NADIE APAGABA SU ALEGRÍA      

“Aquí vuelvo yo, con otro sabor

baila el papelón, que eso es lo mejor,

los muchachos juegan, con entretención,

a que no me que no me quema, ese papelón.

Óyeme, mi negra, apaga el tizón,

Cuidao si me quema, ese papelón,

todo el bailador, que quiera gozar,

este papelón debe de bailar… ihttps://www.youtube.com/watch?v=U7B5QNc5Cis.

La vieja Porfiria le hacía muecas a la indigencia. Gustaba de las fiestas y los tragos de ginebra.

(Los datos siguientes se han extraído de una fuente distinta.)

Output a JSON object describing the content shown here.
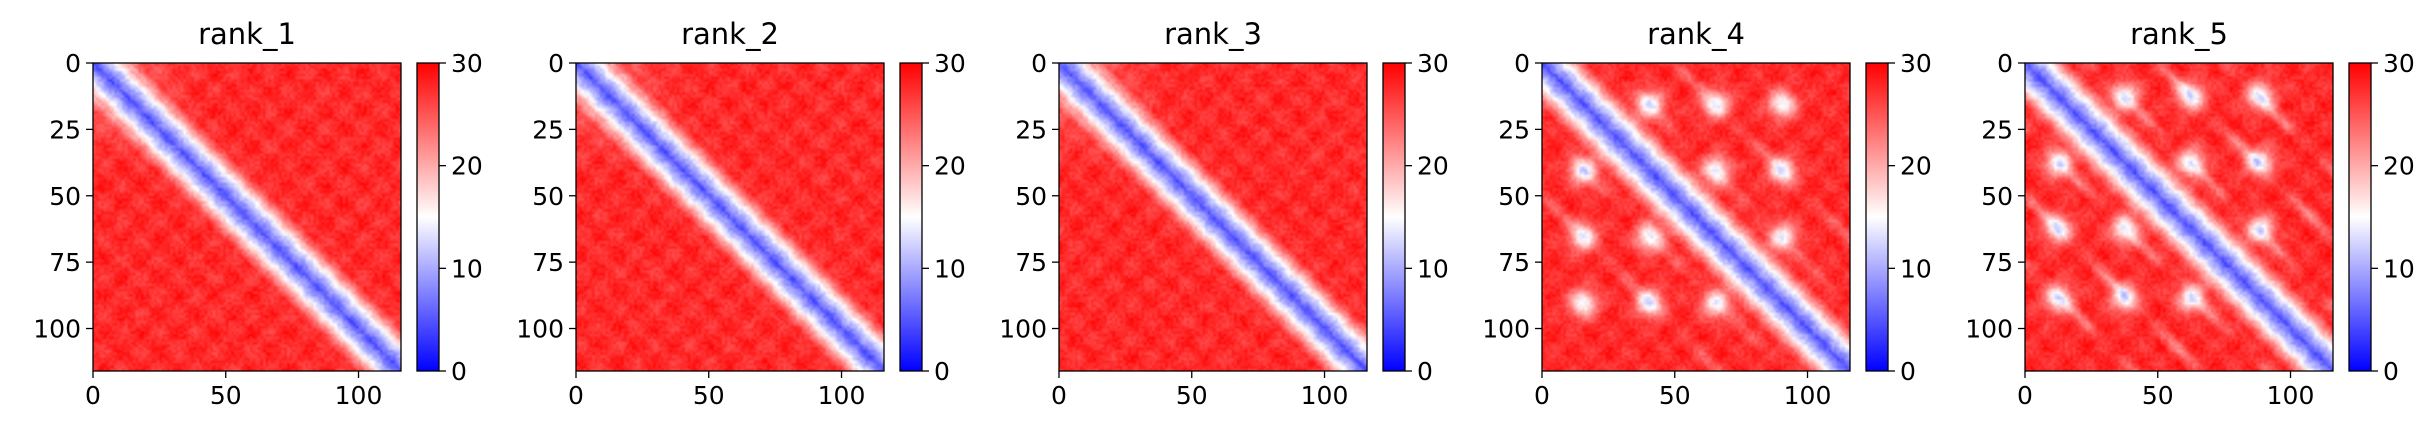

Bailaba de todo, pero El papelón  era su delirio. Se contoneaba como nadie.    

Ella tenía fama de ensalmadora. En Pedernales le atribuían dones divinos para sanar inflamaciones de picaduras de insectos y “nacíos” (abscesos); empaches y “maldiojo” (maleficio echado a alguien con solo mirarlo)…   

Pero, cuando se metía en sus largas parrandas, nadie le conseguía para sus ensalmes “milagrosos”.

Una de sus noches de gozadera, su rancho cogió fuego. Vecinos y amigos corrieron a buscarle en los sitios de bailes, mientras trataban de apagar las llamas con latitas de agua. Cuando al fin la encontraron, estaba en lo suyo: sudorosa y bebida, bailando sin parar. Le gritaban: ¡Porfiria, Porfiriaaaa, se quema tu casa! Pero, muy ajena, seguía moviendo su cintura.

–¡Porfiria, Porfiriaaaa, se quema tu casa! Y nada. Hubo que zarandearla para que reaccionara.

Cuando pensaban que se infartaría con la mala noticia, ella contestó: ¡Déjenla que se queme, que yo sigo bailando mi papelón!